Chrome’s dominance continues, with usage topping 70 percent on mobile and desktop. That scale makes any privacy reversal consequential. The move arrives as the browser market braces for fresh competition from AI driven entrants, including OpenAI’s Atlas and Perplexity’s Comet. The fight will be fiercest in key markets such as the United States, where shifts in high value users can change incentives for advertisers and platforms.

Google is also pushing Gemini inside Chrome. Using Gemini alongside Chrome adds another layer of data collection, which raises questions about how much additional browsing and interaction data may be pooled for AI features. The privacy posture of new AI browsers is not yet fully understood either. As agents handle more tasks, the sensitivity of what they can access grows.

For users, the practical picture is clear. Chrome continues to allow tracking cookies, and fingerprinting defenses are loosened. Apple’s Safari applies stronger default tracking protections for everyday browsing. Microsoft Edge is broadly similar to Chrome. Mozilla Firefox remains the standout for stricter privacy controls by default. Within Chrome, Incognito Mode provides a more limited trail for sensitive sessions, although it is not a complete shield.

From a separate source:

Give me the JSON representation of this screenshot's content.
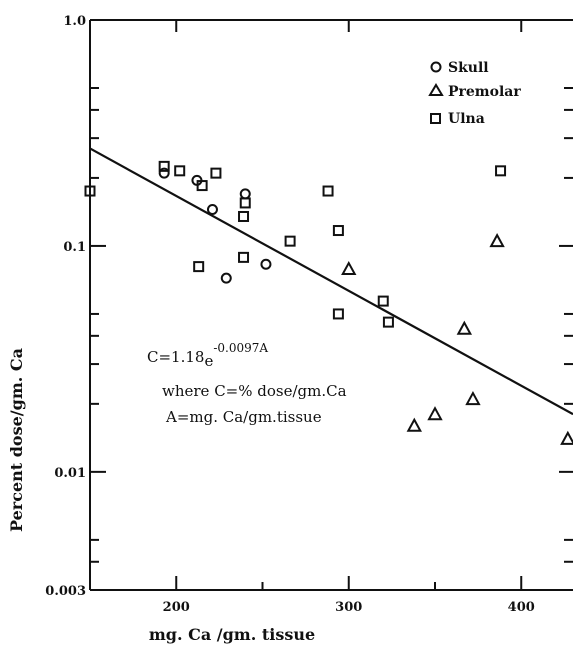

Privacy Sandbox struggled to win mainstream attention, which helps explain its exit. With cookies and fingerprinting back at center stage, the burden shifts to users to set boundaries, and to competitors to differentiate on privacy rather than promises.

What you can do now

  • Review Chrome settings, block third party cookies, clear site data, and disable ad personalization.

  • Consider Firefox or Safari for day to day browsing, keep Chrome for sites that require it.

  • If you try AI features in any browser, assume more data may be collected. Limit permissions and avoid linking unnecessary accounts.

  • Use Incognito or Private windows for sensitive lookups, sign outs, or one off sessions.

  • Revisit extensions, remove any that you do not need, and prefer open source or well audited options.

AI will reshape the browser market, but the privacy rules of this new phase are still forming. Until they are clearer, make deliberate choices about which browser you use for which task, and treat new AI assistants as powerful tools that deserve careful handling.